Por esas calles que nunca dejaron de ser de tierra todavía varios recuerdan que Mercedes era el lugar con más cantidad de caña propia en toda la provincia. Procesada por el efectivo trapiche de los jesuitas y las baratas manos campesinas, el negocio cosechó riquezas siderales que jamás sacaron a sus productores de los ranchos en que nacieron. “El oro blanco” decían los empresarios de los ‘40, después de liquidar el sueldo quincenal obrero por tres pesos. Si bien a partir de 1944 la situación mejoró con respecto a los años anteriores, un cañero recibía un centavo por surco de caña levantada, pudiendo levantar hasta 25 por día; es decir que cobraba hasta $7 mensuales. De esta forma la subsistencia familiar sólo se lograba con el ingreso de todos los integrantes a la zafra.​


-Era una vida triste y era linda también. Las sensaciones contrapuestas dan cuerpo al discurso de Sabino, que pasa del cansancio a la exaltación cuando recuerda a ese hermano suyo integrante de la FOTIA que hace años no ve. No quisiera hacerlo tampoco, algo de su tristeza inmensa tiene que ver con los dos; con esa necesidad de creer que si no hubiera sido por las huelgas que éste alentó, el ingenio no habría cerrado y él habría muerto un poco menos.
La casa de Sabino mira al ingenio y él pasa las tardes allí sentado, con los ojos perdidos en aquello que es parte de su pasado; la melancolía recrea el tiempo del viejo jefe y los platos menos vacíos. La película de su vida es una cinta que el dueño clausuró a fuerza de vallas, alambrados y guardias la misma madrugada que le dijeron que estaba fuera, que no había más trabajo.
Sabino se mece apenas en su desvencijada silla de madera, reconoce a un vecino, hace una inmensa media sonrisa y levanta la mano acalorado. -Él es el hijo de uno de mis compañeros allá en el ingenio. Hace tiempo le cuesta hablar, balbucea hasta esas alegrías de imprevisto.

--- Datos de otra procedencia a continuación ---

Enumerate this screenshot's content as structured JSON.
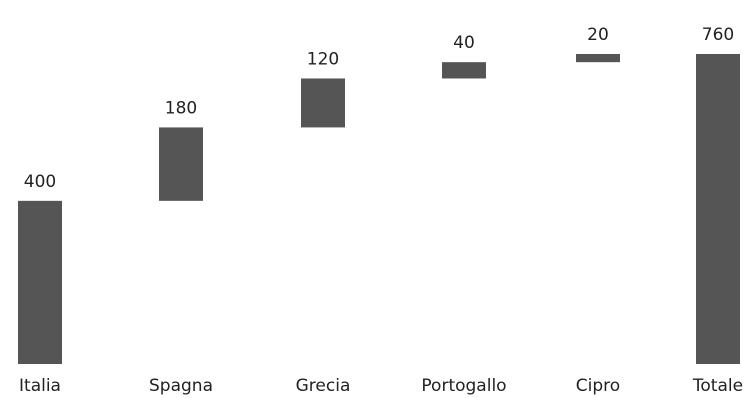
{
  "chart_data": {
    "type": "bar",
    "subtype": "waterfall",
    "title": "",
    "xlabel": "",
    "ylabel": "",
    "categories": [
      "Italia",
      "Spagna",
      "Grecia",
      "Portogallo",
      "Cipro",
      "Totale"
    ],
    "values": [
      400,
      180,
      120,
      40,
      20,
      760
    ],
    "value_labels": [
      "400",
      "180",
      "120",
      "40",
      "20",
      "760"
    ],
    "is_total": [
      false,
      false,
      false,
      false,
      false,
      true
    ],
    "ylim": [
      0,
      760
    ],
    "grid": false,
    "legend": "none",
    "colors": {
      "bar": "#555555",
      "text": "#222222"
    }
  }
}
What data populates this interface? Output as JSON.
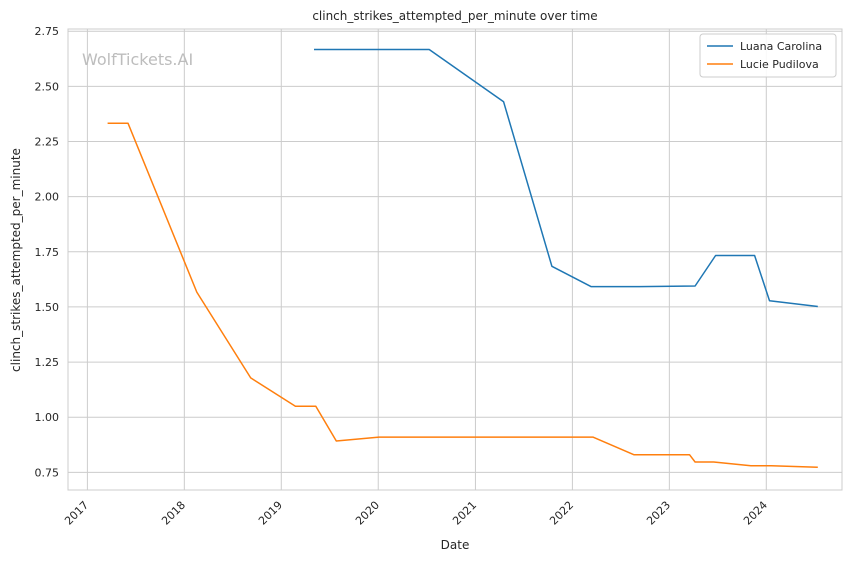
{
  "chart_data": {
    "type": "line",
    "title": "clinch_strikes_attempted_per_minute over time",
    "xlabel": "Date",
    "ylabel": "clinch_strikes_attempted_per_minute",
    "watermark": "WolfTickets.AI",
    "xlim": [
      "2016-10-20",
      "2024-10-12"
    ],
    "ylim": [
      0.67,
      2.76
    ],
    "x_ticks": [
      "2017",
      "2018",
      "2019",
      "2020",
      "2021",
      "2022",
      "2023",
      "2024"
    ],
    "y_ticks": [
      "0.75",
      "1.00",
      "1.25",
      "1.50",
      "1.75",
      "2.00",
      "2.25",
      "2.50",
      "2.75"
    ],
    "grid": true,
    "legend_position": "top-right",
    "series": [
      {
        "name": "Luana Carolina",
        "color": "#1f77b4",
        "points": [
          {
            "x": "2019-05-04",
            "y": 2.667
          },
          {
            "x": "2020-07-11",
            "y": 2.667
          },
          {
            "x": "2021-04-17",
            "y": 2.43
          },
          {
            "x": "2021-10-16",
            "y": 1.684
          },
          {
            "x": "2022-03-12",
            "y": 1.592
          },
          {
            "x": "2022-09-10",
            "y": 1.592
          },
          {
            "x": "2023-04-08",
            "y": 1.595
          },
          {
            "x": "2023-06-24",
            "y": 1.733
          },
          {
            "x": "2023-11-18",
            "y": 1.733
          },
          {
            "x": "2024-01-13",
            "y": 1.528
          },
          {
            "x": "2024-07-13",
            "y": 1.502
          }
        ]
      },
      {
        "name": "Lucie Pudilova",
        "color": "#ff7f0e",
        "points": [
          {
            "x": "2017-03-18",
            "y": 2.333
          },
          {
            "x": "2017-06-03",
            "y": 2.333
          },
          {
            "x": "2018-02-17",
            "y": 1.567
          },
          {
            "x": "2018-09-08",
            "y": 1.178
          },
          {
            "x": "2019-02-23",
            "y": 1.05
          },
          {
            "x": "2019-05-11",
            "y": 1.05
          },
          {
            "x": "2019-07-27",
            "y": 0.892
          },
          {
            "x": "2020-01-04",
            "y": 0.91
          },
          {
            "x": "2022-03-19",
            "y": 0.91
          },
          {
            "x": "2022-08-20",
            "y": 0.83
          },
          {
            "x": "2023-03-18",
            "y": 0.83
          },
          {
            "x": "2023-04-08",
            "y": 0.797
          },
          {
            "x": "2023-06-17",
            "y": 0.797
          },
          {
            "x": "2023-11-04",
            "y": 0.78
          },
          {
            "x": "2024-01-20",
            "y": 0.78
          },
          {
            "x": "2024-07-13",
            "y": 0.773
          }
        ]
      }
    ]
  }
}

Sus ojos lo atraviesan todo, cortan el aire caliente de las dos de la tarde de enero; son el círculo inmenso de unas pupilas dilatadas, rodeadas por una fina circunferencia celeste.
El día que pueda describirlos no existe.

-Él ya está muy enfermo, por ahí se equivoque en algunos datos que te dé. Me comenta por lo bajo su esposa, una mujer chiquita con la misma piel curtida y agrietada. Sus marcas son el producto de una vida de privaciones que les valieron el oro a políticos y empresarios. Es que si algo ocurrió en los campos de azúcar tucumanos es que los dueños -en su mayoría- salieron de entre los séquitos familiares que ya contaban con un integrante en algún puesto gubernamental de peso que liberó al pariente de la molesta legislación laboral. Por las calles tucumanas muchos recuerdan la relación “si no eran sobrinos del senador, eran cuñados del gobernador o hermanos del presidente”. La familia es lo primero.

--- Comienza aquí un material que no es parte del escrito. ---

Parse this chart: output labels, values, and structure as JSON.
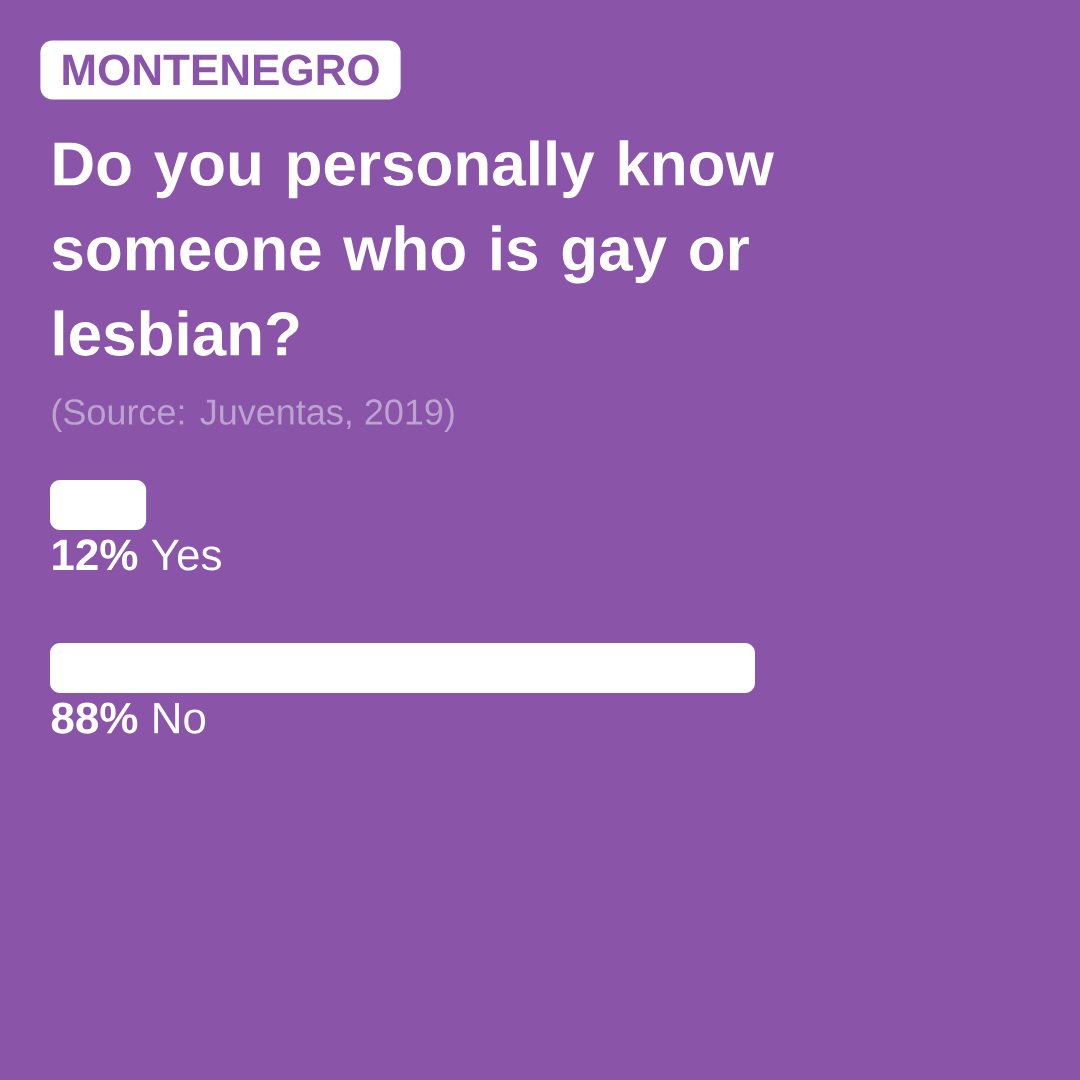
{
  "chart_data": {
    "type": "bar",
    "orientation": "horizontal",
    "subtitle": "MONTENEGRO",
    "title": "Do you personally know someone who is gay or lesbian?",
    "annotations": [
      "(Source: Juventas, 2019)"
    ],
    "categories": [
      "Yes",
      "No"
    ],
    "values": [
      12,
      88
    ],
    "value_labels": [
      "12%",
      "88%"
    ],
    "color": "#ffffff"
  }
}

Cuando deja de ser interpelado Sabino vuelve, como en un acto instintivo, a mirar en dirección a aquellos galpones oxidados. En sus ojos se manifiesta la oposición entre su tristeza inconmensurable y la furia hirviente de esta tierra que no lo parió para que lo oprimieran.

El hombre del cañaveral
Cruzando la ruta nacional 301 se levanta el rancherío que delimita el fin de Lules y el inicio de Mercedes. La hilera de casas, hechas a base de chapa y madera, están resguardadas por un improvisado alambrado sostenido por cañas. Todo este primer barrio se extiende por algunas cuadras hasta que aparecen otras, las más viejas, esas construidas a base de concreto cuando Mercedes era la tierra de la abundancia y el trabajo. El pueblo se forjó ante la necesidad empresaria de tener a sus obreros alrededor del puesto, y así el ingenio que supo ser el más importante de Tucumán se ubicó en el corazón geográfico comunal.